Il y eut, dans l'itinéraire de Frédéric Pajak, un cycle constitué de L'Immense Solitude, Le Chagrin d'amour, Humour et Mélancolie, quatre ouvrages mélancoliques et bouleversants, parus entre 1999 et 2004, qu'il invitait à considérer comme les chapitres d'« un seul et même livre dédié à la solitude, à l'enfance, à l'amour ». Avec Manifeste incertain, un autre cycle s'est ouvert, et c'est une méditation sur l'Histoire et la modernité qu'il a engagée. Une réflexion – une inquiétude, presque une colère – portée par l'intuition que la toute-puissance actuelle du présent, l'effacement du passé et la peur de l'avenir, qui en sont les corollaires, sont ensemble les manifestations d'une « idéologie moderne » dont il faut se garder : « Il y a une guerre qui nous ronge sans jamais se déclarer : c'est la guerre du temps qui éteint le temps, la guerre menée par un présent vidé de son passé, émietté dans un futur improbable, radieux ou désenchanté », écrivait-il dans Manifeste incertain (1) .

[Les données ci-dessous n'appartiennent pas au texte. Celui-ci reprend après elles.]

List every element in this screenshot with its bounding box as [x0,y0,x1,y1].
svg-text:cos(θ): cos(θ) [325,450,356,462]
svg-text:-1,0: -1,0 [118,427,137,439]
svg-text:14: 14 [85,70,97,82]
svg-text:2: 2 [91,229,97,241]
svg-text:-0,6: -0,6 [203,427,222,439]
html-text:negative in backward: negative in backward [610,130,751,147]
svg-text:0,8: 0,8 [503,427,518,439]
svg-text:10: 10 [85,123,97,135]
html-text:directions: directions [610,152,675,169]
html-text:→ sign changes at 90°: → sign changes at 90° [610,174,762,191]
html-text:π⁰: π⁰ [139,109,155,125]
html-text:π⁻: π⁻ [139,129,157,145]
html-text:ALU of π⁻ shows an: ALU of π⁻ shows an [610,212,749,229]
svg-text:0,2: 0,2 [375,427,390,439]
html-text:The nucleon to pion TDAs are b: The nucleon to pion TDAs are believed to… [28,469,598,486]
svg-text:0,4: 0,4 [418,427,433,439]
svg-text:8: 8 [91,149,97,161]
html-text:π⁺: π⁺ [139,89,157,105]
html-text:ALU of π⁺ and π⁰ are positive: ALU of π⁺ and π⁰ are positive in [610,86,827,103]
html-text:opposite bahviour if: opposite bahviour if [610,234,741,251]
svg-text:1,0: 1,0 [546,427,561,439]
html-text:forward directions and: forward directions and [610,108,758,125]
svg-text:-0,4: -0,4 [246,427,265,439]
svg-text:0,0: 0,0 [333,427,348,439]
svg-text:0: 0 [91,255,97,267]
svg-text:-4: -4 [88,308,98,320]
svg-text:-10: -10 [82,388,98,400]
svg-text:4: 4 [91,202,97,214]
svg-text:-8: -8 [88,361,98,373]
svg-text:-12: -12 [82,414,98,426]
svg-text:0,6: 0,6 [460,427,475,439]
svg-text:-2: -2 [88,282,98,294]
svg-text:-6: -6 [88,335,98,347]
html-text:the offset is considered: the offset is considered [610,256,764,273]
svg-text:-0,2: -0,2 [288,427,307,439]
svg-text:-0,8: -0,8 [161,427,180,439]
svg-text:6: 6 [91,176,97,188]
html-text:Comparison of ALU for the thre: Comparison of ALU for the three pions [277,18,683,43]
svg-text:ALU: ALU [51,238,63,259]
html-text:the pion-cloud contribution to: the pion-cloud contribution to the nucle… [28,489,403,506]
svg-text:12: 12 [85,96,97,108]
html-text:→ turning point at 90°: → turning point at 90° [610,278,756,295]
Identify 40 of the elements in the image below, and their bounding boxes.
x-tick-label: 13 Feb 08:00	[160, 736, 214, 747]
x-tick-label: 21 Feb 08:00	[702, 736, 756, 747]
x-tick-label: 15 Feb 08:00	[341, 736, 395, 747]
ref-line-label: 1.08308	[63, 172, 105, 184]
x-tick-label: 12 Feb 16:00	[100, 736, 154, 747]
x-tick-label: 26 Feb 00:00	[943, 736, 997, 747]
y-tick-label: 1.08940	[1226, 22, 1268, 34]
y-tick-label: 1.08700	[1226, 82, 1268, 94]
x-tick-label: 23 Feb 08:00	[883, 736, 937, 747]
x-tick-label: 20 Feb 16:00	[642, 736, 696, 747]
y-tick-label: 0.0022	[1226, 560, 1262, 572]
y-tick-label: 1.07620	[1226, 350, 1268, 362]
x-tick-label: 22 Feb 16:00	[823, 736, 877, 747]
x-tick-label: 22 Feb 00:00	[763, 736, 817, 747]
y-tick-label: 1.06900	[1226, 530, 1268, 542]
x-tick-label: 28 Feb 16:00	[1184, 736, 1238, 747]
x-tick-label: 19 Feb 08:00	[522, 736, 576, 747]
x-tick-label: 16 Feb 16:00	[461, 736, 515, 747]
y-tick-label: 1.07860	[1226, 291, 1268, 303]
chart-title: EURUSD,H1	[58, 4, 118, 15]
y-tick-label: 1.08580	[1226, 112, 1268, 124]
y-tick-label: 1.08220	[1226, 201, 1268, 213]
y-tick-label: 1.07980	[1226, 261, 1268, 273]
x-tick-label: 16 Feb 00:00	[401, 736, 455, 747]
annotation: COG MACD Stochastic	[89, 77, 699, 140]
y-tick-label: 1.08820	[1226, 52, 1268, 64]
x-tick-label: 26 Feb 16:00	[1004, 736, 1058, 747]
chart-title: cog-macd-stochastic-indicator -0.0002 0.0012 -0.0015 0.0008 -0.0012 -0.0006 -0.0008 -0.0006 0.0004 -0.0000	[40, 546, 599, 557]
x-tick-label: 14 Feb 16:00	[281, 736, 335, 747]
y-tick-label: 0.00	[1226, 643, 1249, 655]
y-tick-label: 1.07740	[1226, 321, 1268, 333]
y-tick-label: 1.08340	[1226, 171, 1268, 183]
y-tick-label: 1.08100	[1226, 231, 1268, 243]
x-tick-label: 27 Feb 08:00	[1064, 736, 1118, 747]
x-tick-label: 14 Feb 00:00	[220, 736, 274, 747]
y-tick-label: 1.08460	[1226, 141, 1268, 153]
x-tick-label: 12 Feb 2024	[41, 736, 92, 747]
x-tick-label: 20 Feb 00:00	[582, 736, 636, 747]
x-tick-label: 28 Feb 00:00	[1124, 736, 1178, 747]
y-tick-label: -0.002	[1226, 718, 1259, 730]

Mais Pajak n'est pas un théoricien, un manipulateur d'idées abstraites. Qu'il dessine ou qu'il écrive, il est un poète, un rêveur, un voyant. Pour retracer les contours et les détails du XXe siècle, avant que tout ne s'efface, il convoque les destins croisés de deux personnages qui, aux antipodes l'un de l'autre, incarnent pourtant l'essence d'une époque : dans les années 1930, le saturnien Walter Benjamin (1892-1940) – pour le moment, à l'épicentre de l'ensemble de la série –, tentant de survivre à la persécution nazie avant que de baisser finalement les bras et de se donner la mort, et le poète Ezra Pound (1885-1972), auteur génial et furieux des Cantos qui, fourvoyé du côté du fascisme, n'en revint jamais. De la juxtaposition de ces deux figures tragiques surgit une vérité. Pajak en est convaincu, « c'est avec les yeux des autres que nous voyons le mieux ».